I haven't done an extensive comparison of other parts of the article but it's pretty clear there was plagiarism at least here (and surrounding paragraphs). AnthroMimus (talk) 21:55, 7 February 2011 (UTC)
Acadia national park
According to Ken Burns' documentary about the national park system, he noted that Eliot played a key role in the early movement for Acadia Nat'l Park after finding out about his late son's passion for the area. That should be researched and added. --18.104.22.168 (talk) 04:48, 1 October 2009 (UTC)
I agree that "cousin of T.S. Eliot" may be misleading. Does anyone have the common ancestor? I did not find a common Eliot ancestor after Andrew Eliot (1651-1688). Also there is 54 years difference in their ages. Canuu (talk) 18:04, 9 September 2015 (UTC)
Eliot's contribution to sex education
Why no mention of this fact?
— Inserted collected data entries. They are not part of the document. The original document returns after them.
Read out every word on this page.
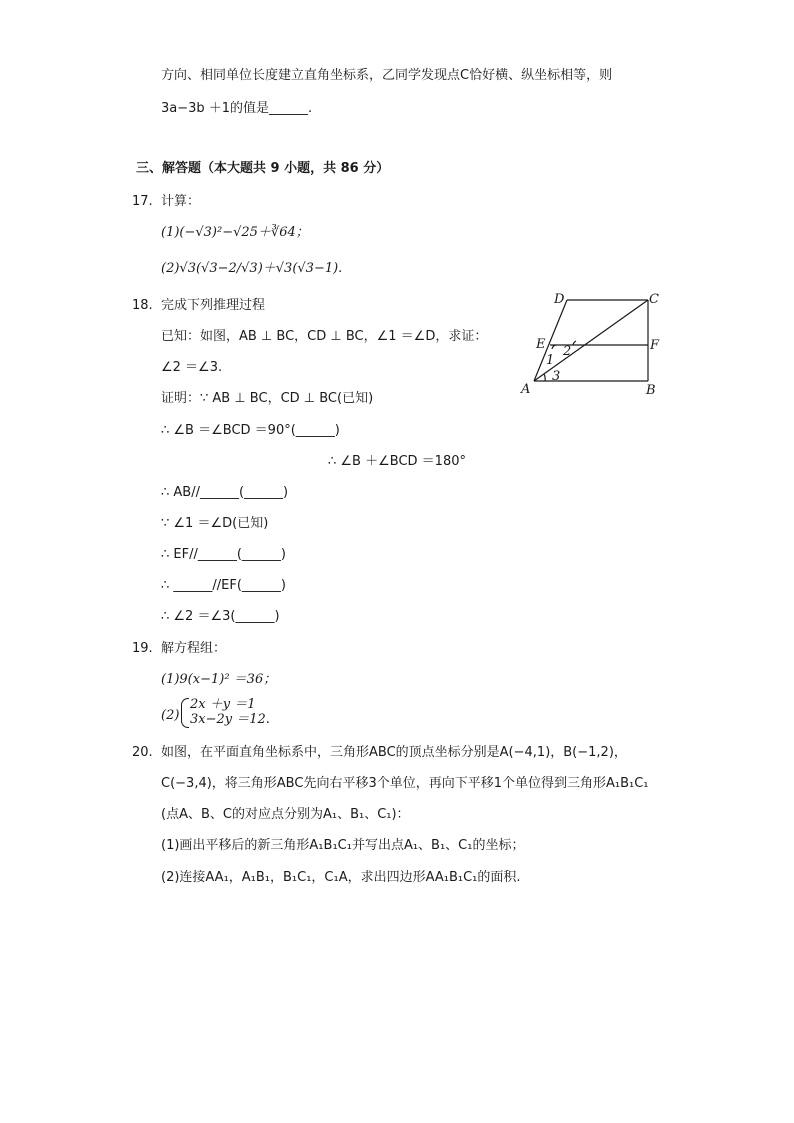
方向、相同单位长度建立直角坐标系，乙同学发现点C恰好横、纵坐标相等，则
3a−3b ＋1的值是______.
三、解答题（本大题共 9 小题，共 86 分）
17. 计算：
(1)(−√3)²−√25＋∛64；
(2)√3(√3−2/√3)＋√3(√3−1).
18. 完成下列推理过程
已知：如图，AB ⊥ BC，CD ⊥ BC，∠1 ＝∠D，求证：
∠2 ＝∠3.
证明：∵ AB ⊥ BC，CD ⊥ BC(已知)
∴ ∠B ＝∠BCD ＝90°(______)
∴ ∠B ＋∠BCD ＝180°
∴ AB//______(______)
∵ ∠1 ＝∠D(已知)
∴ EF//______(______)
∴ ______//EF(______)
∴ ∠2 ＝∠3(______)
D	C
E	F
A	B
1
2
3
19. 解方程组：
(1)9(x−1)² ＝36；
(2)
2x ＋y ＝1
3x−2y ＝12.
20. 如图，在平面直角坐标系中，三角形ABC的顶点坐标分别是A(−4,1)，B(−1,2)，
C(−3,4)，将三角形ABC先向右平移3个单位，再向下平移1个单位得到三角形A₁B₁C₁
(点A、B、C的对应点分别为A₁、B₁、C₁)：
(1)画出平移后的新三角形A₁B₁C₁并写出点A₁、B₁、C₁的坐标；
(2)连接AA₁，A₁B₁，B₁C₁，C₁A，求出四边形AA₁B₁C₁的面积.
I'm not schooled enough to absorb all the wikip rules on biographical material and have only learned the below from magazine/newspaper articles but do not have time to read the book(s) to provide the proper sort of references, so I am just posting this as a request rather than adding content on my own. (In short, I find the rules intimidating and I feel unqualified!)
The guy was a ground-breaker with regard to sex ed. "He believed it was so important he turned down Woodrow Wilson's offer of the ambassadorship to Britain to join the first national group devoted to promoting the subject." This is a report on content in Kristin Luker's book "When Sex Goes to School" as related in a NY Times Sunday magazine article 2011-11-20
- No mention of Committee of Ten yet, either 15:32, 31 March 2014 (UTC)
Date of death?
An IP editor apparently acting in WP:AGF changed date of death to 1915-03-21, based on an article in the New York Times (http://timesmachine.nytimes.com/timesmachine/1915/03/21/issue.html, bottom center of page). Other WP:RS assert that he died in 1926, including the Harvard Libraries, which hold the archives of his papers up until his death (http://oasis.lib.harvard.edu/oasis/deliver/~hua03006). For now, I have reverted to the previous state of the article. The NYT article might be an error or a hoax, and would be interesting to investigate. If the report was truly from 1915, it might be noteworthy enough for inclusion in the article, to forestall future errors at least. Reify-tech (talk) 01:24, 22 March 2015 (UTC)
A quick websearch turned up nothing about the NYT 1915 date being an error or a hoax. Likely the NYT must have published a retraction or a letter of protest from Eliot within a few days. Somebody should check the NYT back issues for the succeeding week or so to see if anything was printed back then. At any rate, the NYT published a full page on the occasion of Eliot's actual demise in 1926 (http://timesmachine.nytimes.com/timesmachine/1926/08/29/98387720.html?pageNumber=182). Reify-tech (talk) 01:47, 22 March 2015 (UTC)
Eliot Bridge is named after him and his son. Perhaps add to monuments and memorials?
Geographic diversity efforts
The first line of "legacy", it says, "... accepting its students around America using standardized entrance examinations..."
If Harvard was anything like Yale, the reason for that effort at geographic diversity was that the local best students were becoming more and more Jewish. At Yale, at least, geographic diversity was a way of keeping the number of Jewish students down. I recall hearing the same about Harvard, but that is a vague memory.